First, thanks to the Conspiracy for giving me this opportunity. Also, thanks to Maggie Gallagher for her contributions on marriage two weeks ago. Her writing is powerful. It constantly challenges and enlightens me. My hope is that one day the vast majority who share her views can be persuaded that gay families, united in marriage, are no threat to marriage and are even a small part of its revival.
But that day is many years, probably decades, away. My aim here is much more modest. It is to frame the debate in a way that’s quite distinct from the end-of-civilization vs. civil-rights-for-all rhetoric that has come to dominate it.
This week I will sketch the traditionalist case for gay marriage, by which I mean briefly this: (1) Marriage will help support and stabilize gay families, including the many such families raising children; (2) it will help channel these families into traditional patterns of living, providing them and their communities some measure of the private and public goods we expect from marriage; (3) it will, over time, tend to traditionalize gay individuals by elevating respect within gay culture for values like commitment to others and monogamy at the expense of hedonism and promiscuity; (4) it will make available the most moral life (in a traditionalist sense) possible for a sexually active homosexual; (5) and it will do all of this without hurting traditional families or marriage, (6) perhaps even helping to a limited extent with the revival of marriage. Of these, I regard points 1, 2, and 5 as the most important and most likely results. I’ll focus most of my attention on these. Points 3, 4, and 6 are possible, and would be good from a traditionalist perspective if they happen, but are more tenuous or are less likely. I’ll offer only some tentative thoughts on these. There are, in short, both individualistic (private) and communitarian (public, state) interests in recognizing gay families through marriage.
O.K., maybe my project is more ambitious than I thought.
If any significant part of what I described above actually came to pass, it would be a dark day for sexual liberationists, for opponents of marriage, for much of the gay left, and for many others who now say they favor gay marriage; conversely, if any significant part of it came true, it should be cause for rejoicing among conservatives, especially traditionalist conservatives. The key here is the “if.”
Subject to change, here’s how I plan to proceed. Today and tomorrow I will make the affirmative case for marriage for gay Americans. The affirmative case points to both the individualistic and communitarian benefits. Wednesday and Thursday I will respond to some of the most common arguments against marriage for gays, including the procreation and slippery-slope questions. (Sometimes the pro and con arguments will overlap.) Friday will be clean-up day, including suggestions for how to proceed, with some consideration of the role of legislatures vs. courts and marriage alternatives like civil unions.

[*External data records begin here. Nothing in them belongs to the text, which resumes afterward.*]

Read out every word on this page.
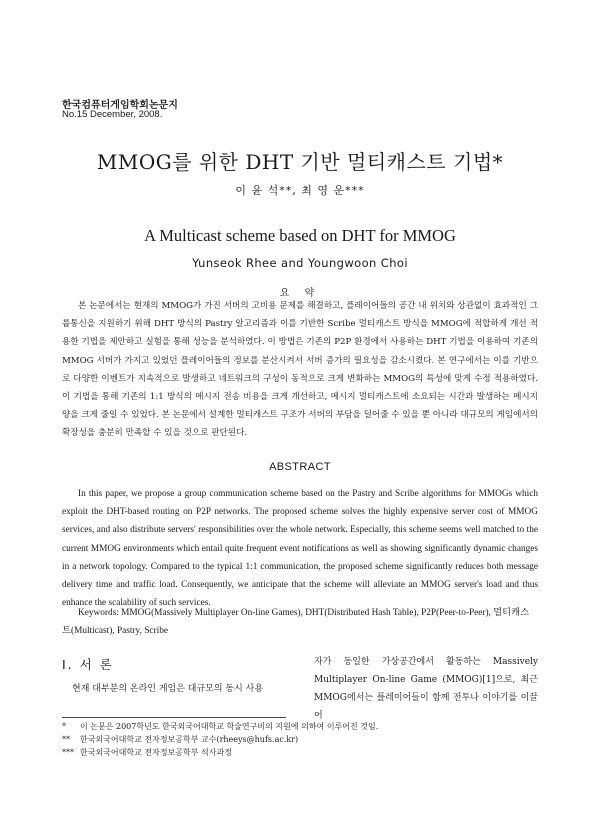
한국컴퓨터게임학회논문지
No.15 December, 2008.
MMOG를 위한 DHT 기반 멀티캐스트 기법*
이 윤 석**, 최 영 운***
A Multicast scheme based on DHT for MMOG
Yunseok Rhee and Youngwoon Choi
요 약
본 논문에서는 현재의 MMOG가 가진 서버의 고비용 문제를 해결하고, 플레이어들의 공간 내 위치와 상관없이 효과적인 그룹통신을 지원하기 위해 DHT 방식의 Pastry 알고리즘과 이를 기반한 Scribe 멀티캐스트 방식을 MMOG에 적합하게 개선 적용한 기법을 제안하고 실험을 통해 성능을 분석하였다. 이 방법은 기존의 P2P 환경에서 사용하는 DHT 기법을 이용하여 기존의 MMOG 서버가 가지고 있었던 플레이어들의 정보를 분산시켜서 서버 증가의 필요성을 감소시켰다. 본 연구에서는 이를 기반으로 다양한 이벤트가 지속적으로 발생하고 네트워크의 구성이 동적으로 크게 변화하는 MMOG의 특성에 맞게 수정 적용하였다. 이 기법을 통해 기존의 1:1 방식의 메시지 전송 비용을 크게 개선하고, 메시지 멀티캐스트에 소요되는 시간과 발생하는 메시지 양을 크게 줄일 수 있었다. 본 논문에서 설계한 멀티캐스트 구조가 서버의 부담을 덜어줄 수 있을 뿐 아니라 대규모의 게임에서의 확장성을 충분히 만족할 수 있을 것으로 판단된다.
ABSTRACT
In this paper, we propose a group communication scheme based on the Pastry and Scribe algorithms for MMOGs which exploit the DHT-based routing on P2P networks. The proposed scheme solves the highly expensive server cost of MMOG services, and also distribute servers' responsibilities over the whole network. Especially, this scheme seems well matched to the current MMOG environments which entail quite frequent event notifications as well as showing significantly dynamic changes in a network topology. Compared to the typical 1:1 communication, the proposed scheme significantly reduces both message delivery time and traffic load. Consequently, we anticipate that the scheme will alleviate an MMOG server's load and thus enhance the scalability of such services.
Keywords: MMOG(Massively Multiplayer On-line Games), DHT(Distributed Hash Table), P2P(Peer-to-Peer), 멀티캐스트(Multicast), Pastry, Scribe
Ⅰ. 서 론
현재 대부분의 온라인 게임은 대규모의 동시 사용
자가 동일한 가상공간에서 활동하는 Massively Multiplayer On-line Game (MMOG)[1]으로, 최근 MMOG에서는 플레이어들이 함께 전투나 이야기를 이끌어
* 이 논문은 2007학년도 한국외국어대학교 학술연구비의 지원에 의하여 이루어진 것임.
** 한국외국어대학교 전자정보공학부 교수(rheeys@hufs.ac.kr)
*** 한국외국어대학교 전자정보공학부 석사과정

I’ll try to respond to some reader commentary as we go along, perhaps in a single last post each night. In return, I ask this of commentators. Try to focus narrowly on the discrete point(s) made in the post to which you’re responding. There’s a tendency in this debate, on both sides, to “kitchen-sink” every argument, that is, to respond to specific points with unrelated points or with global observations about the nature of marriage, the world, the meaning of life, and so on.
Here are some things I will not do this week. First, I won’t try to change anyone’s religious views about gay marriage or homosexuality. If your religious faith leads you to oppose gay marriage, and if your faith further commands that this tenet be mandated in secular law, not much I say this week will matter to you. However, if this tenet (like others?) need not necessarily be mandated in secular law, come along for the ride. The faith-based traditionalist opposed to homosexuality, like all those generally uncomfortable with homosexuality, might reluctantly reconcile himself to gay marriage as the most realistic public-policy way to make the best of the bad.
A related point: though there’s no logically necessary connection, attitudes about gay marriage correlate strongly with a person’s underlying views of homosexuality. Is it a harmful or benign variation of human sexuality? Is it chosen or unchosen? The best evidence strongly favors the benign/unchosen answers. I may devote some, but not much, space to these Gay 101 issues if it seems necessary.
Second, I will not make rights-based arguments, e.g., that there is a constitutional right to gay marriage. Lots of people spend lots of time arguing about this; indeed, rights-talk has monopolized the debate. The traditionalist case is consequential and moral, not legal.
Finally, I won’t be accusing the opposition of bigotry. Many Americans oppose gay marriage out of a fear of possible unintended and unforeseeable consequences. These opponents of gay marriage are not bigots; they are prudent. Their prudential concerns must be treated seriously, not dismissed as blind prejudice. Such concerns can and should be accommodated in the time-frame and process by which we get to gay marriage.
At the same time, I hope nobody will think I’m intentionally trying to destroy marriage. Put simply, I believe in gay marriage because I believe in marriage.